What About the Margin?
August 13, 2010
In their study, "Help Wanted: Projections of Jobs and Education Requirements Through 2018," researchers Anthony Carnevale, Nicole Smith and Jeff Strohl conclude that a college degree is definitely "worth it" and that the American workforce will soon face a serious shortage of college-educated workers. However, if you look closely at the data, you reach the opposite conclusions, says George Leef, director of research for the John William Pope Center for Higher Education Policy.
One of the paper's main arguments is that people with college degrees on average earn substantially more than people who don't, so it follows that the market is indicating the need for more college graduates. While it's true that on average, those who have college degrees earn significantly more than do those without them, but that doesn't tell us anything about the margin, says Leef.
For instance, will an individual who could go to college but is only a mediocre student necessarily enjoy a wage premium if he or she decides on college? A close look at the income distribution data shows:
- The top earning category (over $67,500 per year) is dominated by people with college education (76 percent with an associate's degree or higher).

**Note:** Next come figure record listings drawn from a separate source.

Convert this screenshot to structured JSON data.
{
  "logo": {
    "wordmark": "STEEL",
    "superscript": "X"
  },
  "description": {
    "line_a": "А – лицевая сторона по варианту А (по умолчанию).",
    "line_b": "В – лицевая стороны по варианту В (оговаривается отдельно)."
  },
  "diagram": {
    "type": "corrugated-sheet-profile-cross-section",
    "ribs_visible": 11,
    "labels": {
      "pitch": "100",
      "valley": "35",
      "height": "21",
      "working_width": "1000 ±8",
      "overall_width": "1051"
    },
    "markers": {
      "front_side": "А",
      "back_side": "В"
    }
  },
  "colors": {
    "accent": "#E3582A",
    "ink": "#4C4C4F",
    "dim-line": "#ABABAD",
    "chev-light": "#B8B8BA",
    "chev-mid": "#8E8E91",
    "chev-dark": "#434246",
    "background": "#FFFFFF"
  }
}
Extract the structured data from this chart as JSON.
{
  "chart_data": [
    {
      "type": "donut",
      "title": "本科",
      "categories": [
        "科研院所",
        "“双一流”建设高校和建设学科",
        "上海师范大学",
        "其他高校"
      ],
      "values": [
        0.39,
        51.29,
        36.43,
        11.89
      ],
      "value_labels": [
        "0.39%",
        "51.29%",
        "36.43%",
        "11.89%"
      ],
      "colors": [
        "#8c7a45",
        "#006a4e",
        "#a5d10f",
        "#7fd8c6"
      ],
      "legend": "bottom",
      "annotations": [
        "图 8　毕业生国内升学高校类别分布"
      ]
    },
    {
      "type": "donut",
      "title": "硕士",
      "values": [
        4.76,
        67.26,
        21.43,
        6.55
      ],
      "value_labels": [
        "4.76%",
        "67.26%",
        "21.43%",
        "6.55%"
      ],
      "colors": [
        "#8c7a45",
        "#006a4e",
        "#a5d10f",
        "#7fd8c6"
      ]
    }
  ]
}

- In the lowest two categories, however, you also find a substantial number of college-educated people.
- Among those making $20,000 or less annually, 6 percent have master's degrees or higher, 14 percent have bachelor's degrees, and 9 percent have associate's degrees.
- Same for the group earning between $20,000 and $35,000 per year -- 5 percent have a master's or higher, 15 percent have a bachelor's, and 11 percent have an associate's degree.
That's a large number of people with college education under their belt who are earning below-average incomes. For quite a few years, scholars have been pointing out that many college graduates spill over into jobs traditionally done by high school graduates (or dropouts), says Leef.
Without realizing it -- the authors of the paper provide corroborative evidence on this point by showing that many college-educated workers are in jobs that do not call for any academic training, says Leef.